3. Map your value chain position
Identify whether your business is currently easy to replace. Then look for ways to increase strategic relevance.
4. Raise your operating standard
If you want enterprise or government clients, your systems, communication, response times, and documentation must reflect that standard.
5. Evaluate contracts for cash impact, not just prestige
Large names do not always equal healthy growth.
6. Seek strategic community, not just networking
Founders often need peers who understand procurement delays, scale-up hiring, investor readiness, and operational bottlenecks.
7. Prepare for longer timelines
Scaling in the UAE may require more patience, more structure, and more institutional readiness than founders first expect.
What Success Would Look Like for the UAE
The most compelling long-term idea in the discussion is the vision of creating more national champions: UAE-founded companies that become deeply embedded in the economy, trusted by major buyers, and capable of exporting products or services beyond the country.

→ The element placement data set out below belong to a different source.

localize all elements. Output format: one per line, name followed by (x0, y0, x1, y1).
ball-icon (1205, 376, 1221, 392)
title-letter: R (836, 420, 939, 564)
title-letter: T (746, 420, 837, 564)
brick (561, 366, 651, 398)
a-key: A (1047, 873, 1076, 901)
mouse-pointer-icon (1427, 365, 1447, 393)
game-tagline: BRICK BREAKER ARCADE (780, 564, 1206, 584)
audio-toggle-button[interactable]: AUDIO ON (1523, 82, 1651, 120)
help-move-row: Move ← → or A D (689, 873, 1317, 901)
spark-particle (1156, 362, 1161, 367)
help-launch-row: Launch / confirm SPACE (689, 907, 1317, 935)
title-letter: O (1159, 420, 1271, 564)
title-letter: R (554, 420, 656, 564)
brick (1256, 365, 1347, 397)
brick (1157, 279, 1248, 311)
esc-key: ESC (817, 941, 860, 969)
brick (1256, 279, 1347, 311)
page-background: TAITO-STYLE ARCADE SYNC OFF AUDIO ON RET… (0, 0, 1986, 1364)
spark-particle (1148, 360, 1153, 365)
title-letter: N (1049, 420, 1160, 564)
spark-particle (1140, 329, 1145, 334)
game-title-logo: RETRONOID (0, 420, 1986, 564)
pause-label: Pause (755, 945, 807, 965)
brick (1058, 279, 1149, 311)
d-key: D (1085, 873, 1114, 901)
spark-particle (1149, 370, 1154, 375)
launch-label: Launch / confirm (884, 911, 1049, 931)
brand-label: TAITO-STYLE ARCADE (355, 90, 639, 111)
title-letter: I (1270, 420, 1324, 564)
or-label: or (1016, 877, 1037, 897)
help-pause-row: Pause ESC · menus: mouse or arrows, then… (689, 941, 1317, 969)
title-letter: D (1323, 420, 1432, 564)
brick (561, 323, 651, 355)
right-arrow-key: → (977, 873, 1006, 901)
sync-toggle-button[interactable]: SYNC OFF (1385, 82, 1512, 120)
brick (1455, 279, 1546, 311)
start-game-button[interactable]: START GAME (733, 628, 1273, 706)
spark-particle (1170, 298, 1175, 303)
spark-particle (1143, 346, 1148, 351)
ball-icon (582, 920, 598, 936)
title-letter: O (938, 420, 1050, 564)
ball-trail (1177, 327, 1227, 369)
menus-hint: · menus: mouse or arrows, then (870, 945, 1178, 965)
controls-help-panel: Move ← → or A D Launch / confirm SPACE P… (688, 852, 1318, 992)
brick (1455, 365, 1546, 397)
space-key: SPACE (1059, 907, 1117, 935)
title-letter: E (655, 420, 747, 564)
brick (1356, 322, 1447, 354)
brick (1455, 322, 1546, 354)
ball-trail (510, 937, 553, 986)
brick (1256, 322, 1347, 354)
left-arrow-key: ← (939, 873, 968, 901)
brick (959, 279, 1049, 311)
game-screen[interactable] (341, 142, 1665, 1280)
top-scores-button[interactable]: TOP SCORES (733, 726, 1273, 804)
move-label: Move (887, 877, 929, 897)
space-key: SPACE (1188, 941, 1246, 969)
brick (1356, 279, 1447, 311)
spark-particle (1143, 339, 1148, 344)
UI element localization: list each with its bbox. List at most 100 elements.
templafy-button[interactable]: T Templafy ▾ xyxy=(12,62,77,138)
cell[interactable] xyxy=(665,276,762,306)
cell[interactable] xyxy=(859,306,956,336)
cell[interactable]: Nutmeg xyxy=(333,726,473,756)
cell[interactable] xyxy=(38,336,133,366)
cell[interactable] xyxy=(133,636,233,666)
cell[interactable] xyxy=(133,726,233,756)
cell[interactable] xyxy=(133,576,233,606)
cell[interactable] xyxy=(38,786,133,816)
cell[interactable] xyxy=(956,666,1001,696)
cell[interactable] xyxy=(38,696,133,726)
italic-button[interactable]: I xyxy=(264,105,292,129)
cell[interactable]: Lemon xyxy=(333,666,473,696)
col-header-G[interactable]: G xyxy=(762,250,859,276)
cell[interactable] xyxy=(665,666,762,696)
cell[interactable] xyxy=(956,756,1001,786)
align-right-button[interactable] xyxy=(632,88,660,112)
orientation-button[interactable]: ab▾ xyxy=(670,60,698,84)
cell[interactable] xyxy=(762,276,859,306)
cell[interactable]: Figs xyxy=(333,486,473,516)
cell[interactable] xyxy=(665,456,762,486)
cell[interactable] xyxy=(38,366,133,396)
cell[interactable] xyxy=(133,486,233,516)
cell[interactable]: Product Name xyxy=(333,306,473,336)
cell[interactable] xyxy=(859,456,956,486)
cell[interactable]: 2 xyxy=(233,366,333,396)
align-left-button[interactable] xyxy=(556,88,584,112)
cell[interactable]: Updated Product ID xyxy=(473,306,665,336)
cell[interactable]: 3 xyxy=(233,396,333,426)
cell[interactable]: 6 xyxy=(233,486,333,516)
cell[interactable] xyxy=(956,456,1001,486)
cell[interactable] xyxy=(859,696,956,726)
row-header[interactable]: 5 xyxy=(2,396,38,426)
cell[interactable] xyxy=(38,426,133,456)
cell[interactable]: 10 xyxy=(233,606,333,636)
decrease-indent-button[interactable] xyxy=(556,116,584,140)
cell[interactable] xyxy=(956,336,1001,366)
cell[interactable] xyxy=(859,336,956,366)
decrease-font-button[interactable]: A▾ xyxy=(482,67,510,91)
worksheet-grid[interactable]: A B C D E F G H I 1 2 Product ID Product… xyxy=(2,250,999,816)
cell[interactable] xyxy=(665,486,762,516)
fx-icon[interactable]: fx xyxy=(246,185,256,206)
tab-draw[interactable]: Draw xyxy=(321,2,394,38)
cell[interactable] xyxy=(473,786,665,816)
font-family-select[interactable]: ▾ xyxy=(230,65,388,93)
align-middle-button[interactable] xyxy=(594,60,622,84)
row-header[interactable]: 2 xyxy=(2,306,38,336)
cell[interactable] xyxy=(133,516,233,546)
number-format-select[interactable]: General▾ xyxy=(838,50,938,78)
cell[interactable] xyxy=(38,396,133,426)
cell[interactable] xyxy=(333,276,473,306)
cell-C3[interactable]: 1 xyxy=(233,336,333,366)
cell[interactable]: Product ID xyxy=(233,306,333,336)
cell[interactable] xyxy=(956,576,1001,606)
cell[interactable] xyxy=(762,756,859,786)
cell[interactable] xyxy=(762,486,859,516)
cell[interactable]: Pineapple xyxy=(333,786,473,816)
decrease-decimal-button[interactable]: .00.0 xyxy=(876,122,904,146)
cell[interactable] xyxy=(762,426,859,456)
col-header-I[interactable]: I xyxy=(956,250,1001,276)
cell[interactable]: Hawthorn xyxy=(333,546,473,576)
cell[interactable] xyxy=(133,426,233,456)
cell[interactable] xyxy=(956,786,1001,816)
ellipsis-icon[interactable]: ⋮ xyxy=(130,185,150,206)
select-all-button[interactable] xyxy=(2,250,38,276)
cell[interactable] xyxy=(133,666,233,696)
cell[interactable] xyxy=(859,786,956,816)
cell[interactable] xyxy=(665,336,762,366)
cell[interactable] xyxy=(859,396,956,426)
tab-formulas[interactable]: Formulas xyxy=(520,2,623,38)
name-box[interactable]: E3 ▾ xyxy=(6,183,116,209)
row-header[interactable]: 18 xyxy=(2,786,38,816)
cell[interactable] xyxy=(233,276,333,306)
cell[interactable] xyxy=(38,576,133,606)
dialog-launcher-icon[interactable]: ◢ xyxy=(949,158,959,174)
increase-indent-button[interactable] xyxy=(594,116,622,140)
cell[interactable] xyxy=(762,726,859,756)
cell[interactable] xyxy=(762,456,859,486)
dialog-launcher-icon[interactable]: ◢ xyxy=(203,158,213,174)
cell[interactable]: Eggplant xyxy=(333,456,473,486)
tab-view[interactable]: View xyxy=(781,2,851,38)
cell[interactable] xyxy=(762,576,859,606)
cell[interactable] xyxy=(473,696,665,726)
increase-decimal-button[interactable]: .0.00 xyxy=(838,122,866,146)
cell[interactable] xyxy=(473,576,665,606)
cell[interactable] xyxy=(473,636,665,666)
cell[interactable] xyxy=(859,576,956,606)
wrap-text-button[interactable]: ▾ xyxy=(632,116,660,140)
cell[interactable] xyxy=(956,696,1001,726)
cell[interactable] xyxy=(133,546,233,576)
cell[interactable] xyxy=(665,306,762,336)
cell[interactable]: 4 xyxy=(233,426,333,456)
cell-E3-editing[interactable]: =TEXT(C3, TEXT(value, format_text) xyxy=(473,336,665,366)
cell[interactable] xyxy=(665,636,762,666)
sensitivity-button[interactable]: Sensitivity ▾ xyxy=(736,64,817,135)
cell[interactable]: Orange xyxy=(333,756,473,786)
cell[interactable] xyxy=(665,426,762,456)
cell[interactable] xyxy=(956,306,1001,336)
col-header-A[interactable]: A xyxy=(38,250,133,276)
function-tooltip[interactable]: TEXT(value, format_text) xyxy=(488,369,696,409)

That would represent a shift from an ecosystem known mainly for ease of setup to one known for enduring company-building.
If the UAE can strengthen this middle layer, the payoff is significant:
- more resilient supply chains
- more locally rooted industrial capability
- stronger non-oil growth
- better integration between small and large firms
- more globally competitive homegrown businesses
In short, the next stage of the UAE startup story is not about more launches. It is about more companies making the difficult leap from promising business to durable institution.
Final Thought
The UAE has already solved part of the entrepreneurship equation: it has made starting easier than in many markets. The harder task now is helping founders cross the space between early traction and lasting scale.
That means better capital, better systems, better procurement design, clearer standards, and stronger founder support networks.
For entrepreneurs in the UAE, the lesson is both sobering and encouraging: the gap is real, but it is navigable. Scaling is not blocked by a single problem. It is slowed by several fixable ones, especially when founders, investors, corporates, and policymakers treat the "missing middle" as a strategic priority rather than an afterthought.